Having too many books, too many projects, and too many divergent paths makes it difficult to ascertain what the future might hold. The end of July may seem like an odd time to be getting stressed out about the future, but very few years of my life have not been governed by a school calendar. The end of July means the imminent arrival of August, which means that an amazing number of things need to get sorted out before September arrives and school starts.
I can try to project myself into September and ask myself what I wish I had made sure to do in July and August, but there are sure to be surprises between now and then that will be difficult or impossible to anticipate. If I don’t allow for flexibility, I’ll have to be generous with my self-forgiveness. (Or other-forgiveness, depending upon who missteps.)
School will start for Youngest: the senior year of high school. School will start on campus: the first year for three new hires, some co-workers, several new administrators, and more than a thousand undergraduates.
School will also restart for me at the graduate level after I took the summer off, and when September starts I’ll have a lot less control over what’s on my reading list and when I need to read it. (That thought has prompted some wild end-of-summer additions to my reading stack.) I won’t have any more summers off from graduate courses if I want to stay on track with my program, which has me earning a Master’s degree in Spring 2026. But think of all the books I’ll be able to read in the summer of ’26! Anything I want!
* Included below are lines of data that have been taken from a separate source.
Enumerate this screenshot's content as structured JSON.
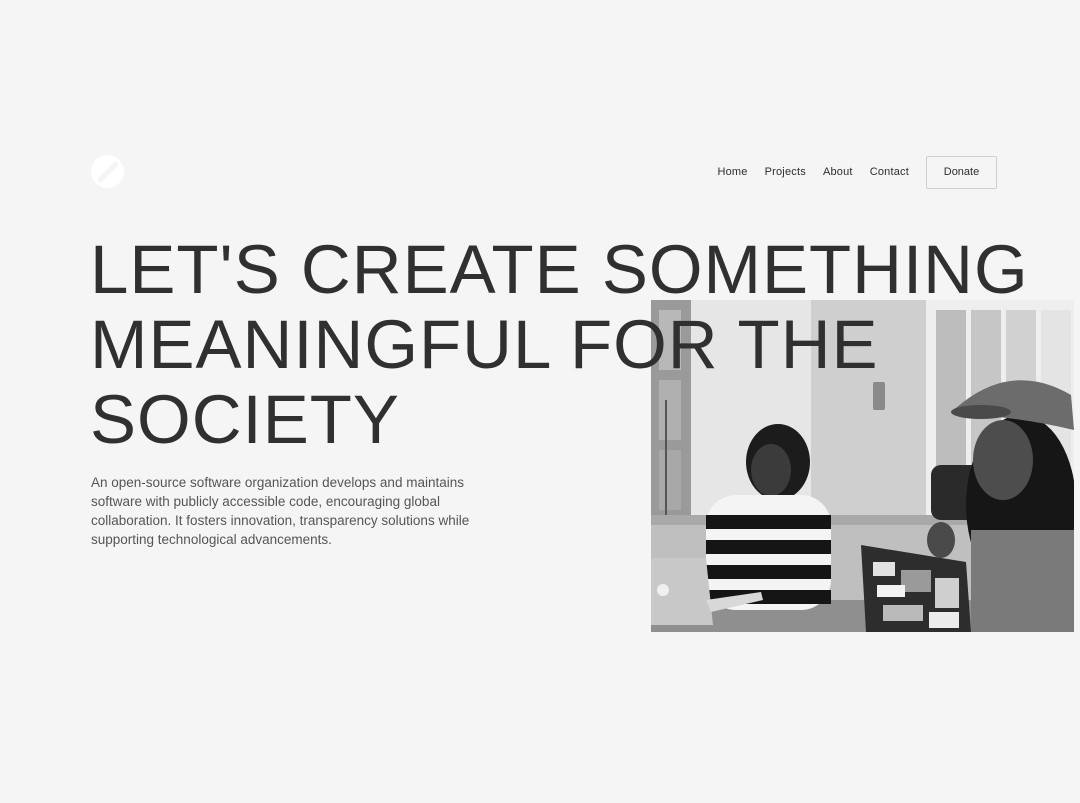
{
  "logo": {
    "icon": "slash-circle-icon"
  },
  "nav": {
    "items": [
      "Home",
      "Projects",
      "About",
      "Contact"
    ],
    "donate_label": "Donate"
  },
  "hero": {
    "headline_lines": [
      "LET'S CREATE SOMETHING",
      "MEANINGFUL FOR THE",
      "SOCIETY"
    ],
    "description": "An open-source software organization develops and maintains software with publicly accessible code, encouraging global collaboration. It fosters innovation, transparency solutions while supporting technological advancements."
  },
  "colors": {
    "background": "#f5f5f5",
    "text": "#303030",
    "muted_text": "#555555"
  }
}
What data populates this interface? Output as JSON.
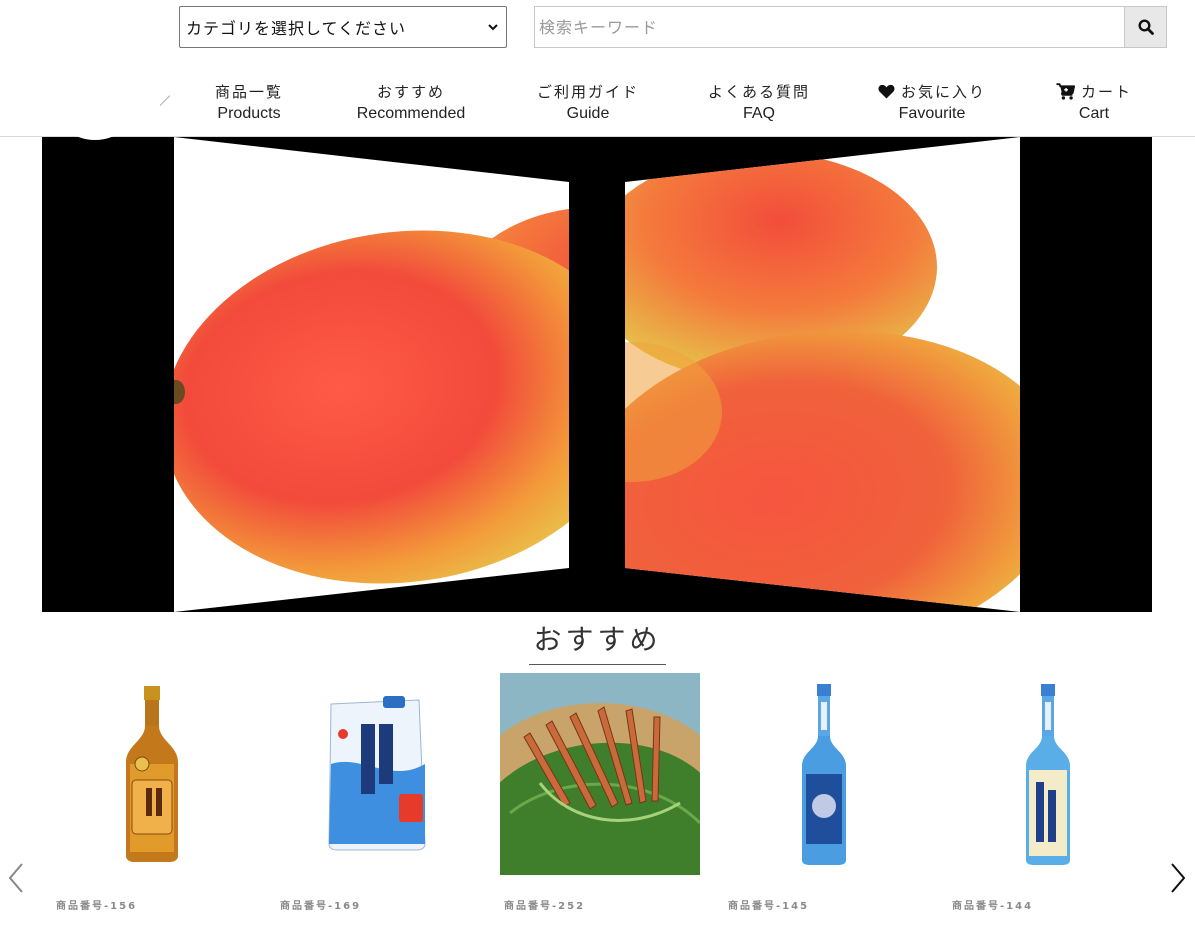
{
  "header": {
    "category_select": {
      "selected": "カテゴリを選択してください"
    },
    "search": {
      "placeholder": "検索キーワード",
      "button_icon": "search-icon"
    },
    "nav": [
      {
        "jp": "商品一覧",
        "en": "Products",
        "icon": ""
      },
      {
        "jp": "おすすめ",
        "en": "Recommended",
        "icon": ""
      },
      {
        "jp": "ご利用ガイド",
        "en": "Guide",
        "icon": ""
      },
      {
        "jp": "よくある質問",
        "en": "FAQ",
        "icon": ""
      },
      {
        "jp": "お気に入り",
        "en": "Favourite",
        "icon": "heart-icon"
      },
      {
        "jp": "カート",
        "en": "Cart",
        "icon": "cart-icon"
      }
    ]
  },
  "hero": {
    "subject": "mango"
  },
  "recommended": {
    "title": "おすすめ",
    "prev_icon": "chevron-left-icon",
    "next_icon": "chevron-right-icon",
    "products": [
      {
        "code": "商品番号-156",
        "kind": "amber-bottle"
      },
      {
        "code": "商品番号-169",
        "kind": "pouch"
      },
      {
        "code": "商品番号-252",
        "kind": "shrimp-photo"
      },
      {
        "code": "商品番号-145",
        "kind": "blue-bottle"
      },
      {
        "code": "商品番号-144",
        "kind": "blue-bottle-label"
      }
    ]
  },
  "colors": {
    "header_border": "#d9d9d9",
    "hero_bg": "#000000",
    "search_button_bg": "#e8e8e8",
    "product_code": "#8a8a8a"
  }
}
At some points, particularly those of achievement, it’s normal to pause and take a look at your past to discern the path that you took to get where you are now. Sometimes you have an “aha!” moment and can clearly see how doing A led to the chance to do B, then combined with C to produce P. It would be nice to look at that path and see clues to its future direction. If I can figure out how I got from the past to the present, is there a means of projecting which way I should go from the present to the future? And could it please be illustrated in Day-Glo paint so I couldn’t possibly lose my way? Which way will the wind blow, and how should I trim my sail?
This weekend the wind blew harshly in a straight line and caused a lot of damage in the nearby towns. Hundreds of people have been waiting since Friday night for the power to come back on. We were very fortunate here and only lost power for about a second, but it was a scary storm. On Saturday morning we were able to survey the damage: small and large branches knocked down, the old antenna ripped from its base on the roof, the neighbor’s mailboxes topped into the road, and the vegetable garden reeling from the high winds. Across the road, the winds snapped the neighbor’s tree trunk at ground level and just smacked the whole tree over. Fortunately, our houses weren’t damaged and my car didn’t get hit by anything.
I’m very grateful that my life was able to go forward without much interruption at all this time, but it could easily have been a life-changing or even life-threatening event with just a slight change in the direction of the wind.
Knitwise, there was no knitting this week — not even on last week’s thrift shop score. But I might be able to pair that purple-grey yarn with the bargain I picked up today at a 90 percent discount.
Seriously, for $1.99 I was not going to pass these needles up. Not only could I knit something with good drape, almost lacy, with bulky yarn, but I could also knit the World’s Warmest Blanket with two different yarns. If the upcoming Wisconsin winter will pack the same punch that summer has done, I had better take a yarn inventory and get started. But I may not need to knit an umbrella; my weather app says that no rain is expected in my area for the next ten days.